Quase tudo ficou igualzinho

Quase tudo ficou igualzinho

Estávamos brincando dentro de casa. Ou no quintal do prédio com os amigos. Ou assistindo televisão. Não lembro. Só me lembro de quando fomos chamados ao quarto dos meus pais. Os dois estavam lá, meio sentados, meio deitados sobre a cama. Tinha um vão entre os dois. Fazia tempo que tinha esse vão entre os dois.

Subimos na cama, eu e meus dois irmãos, com dificuldade. A cama era grande demais. Tínhamos entre seis e sete anos, a idade que tudo é maior do que é. Ficamos no vão. Não me lembro de que lado fiquei, se do pai ou da mãe. Acho que no meio. 

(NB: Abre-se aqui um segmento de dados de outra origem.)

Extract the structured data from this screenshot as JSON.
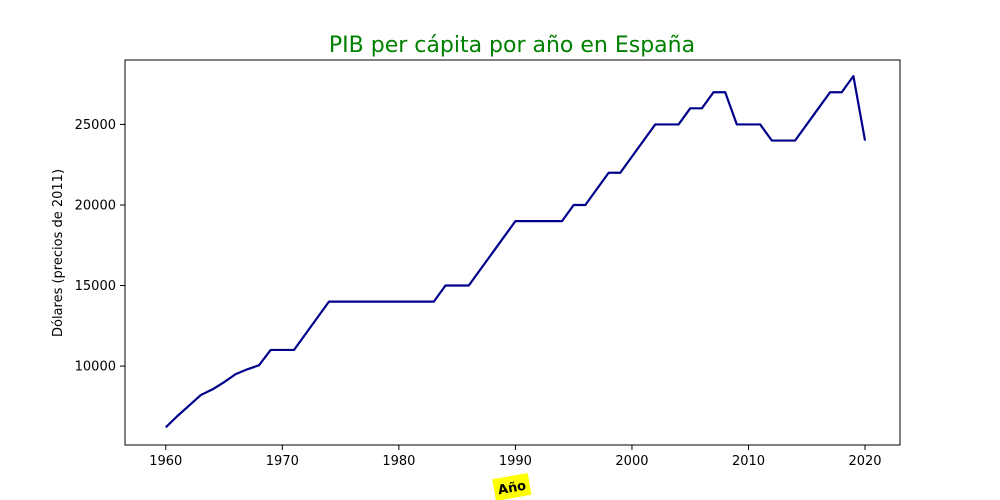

A conversa começou tranquila. A mãe que mais falava. Contou uma história sobre amor e família. Foi falando assim, devagarinho, como uma mãe vai ensinando coisinhas aos filhos. Era uma conversa diferente. Os dois estavam mais calados que o normal, falando baixo um com o outro. Não era o que a gente conhecia… As brigas, os gritos.

Quando falaram em separação, choramos. Criança chora demais. E a gente chorou um tempão. Eles nos abraçavam e choravam também. Acho que o pai chorava mais que a mãe. A mãe se controlava, era forte. O pai era mais emotivo. Chorava e tentava falar, mas não conseguia. 

Depois o pai se levantou, se despediu e começou a sair. A mãe ficou com a gente e o pai foi saindo assim, meio chorando, meio saindo sem querer sair. Quando ele fechou a porta do apartamento, a gente correu para as janelas. Eu subi no sofá, que ficava escorado na parede, pra ver o pai quando passasse. Fiquei de joelhos sobre o encosto, com o corpo pendurado nas grades que protegiam todas as aberturas da casa. Morávamos no térreo.

Logo o pai apareceu do lado de fora, subindo as escadas que davam para a rua. Nosso apartamento ficava numa baixada. Era um prédio pequeno, mas para alcançar a rua tinha que subir as escadas de fora. Chorávamos e gritávamos pra ele voltar. O pai mal olhava para trás. E a gente gritava, cada um de uma janela. E quanto mais a gente gritava, mais o pai chorava.

Antes de sumir lá do alto da rua, ele parou no topo da escada e nos olhou, como se quisesse voltar, como se quisesse recomeçar tudo. Mas parecia que não podia. Aquele já era o recomeço. 

Quando o pai foi embora, ficou essa coisa esquisita que doía na gente. A mãe tentava nos acalmar dizendo que tudo ia ficar igualzinho. O pai tinha falado isso na cama, que tudo ia ficar igualzinho. Que ele viria nos ver todos os dias. Mas a gente ainda não sabia como isso ia ser. A gente só sabia que ele tinha ido embora.

Foi um dia difícil. Para todos. Dormimos e, como sempre fazíamos, no outro dia fomos para a casa do vô. Estávamos brincando no quintal, ou fazendo nossa tarefa, ou chorando, não lembro. A campainha da casa do vô tocou. A vó nos chamou lá de fora. Era o pai. Tinha ido nos ver. Era o primeiro dia que ele ia nos ver, como ele disse. E a gente correu lá pra rua. O pai não queria entrar. Ficamos sentados na calçada com ele, conversando sobre o nosso amor. E sobre ele não conseguir viver sem a gente. Foi o que ele disse e que nos acalmou. Que não conseguiria viver sem a gente. 

E quase tudo ficou igualzinho, com o pai e a mãe nos amando. Cada um do seu canto. E a gente no meio, no vão que ficou entre os dois.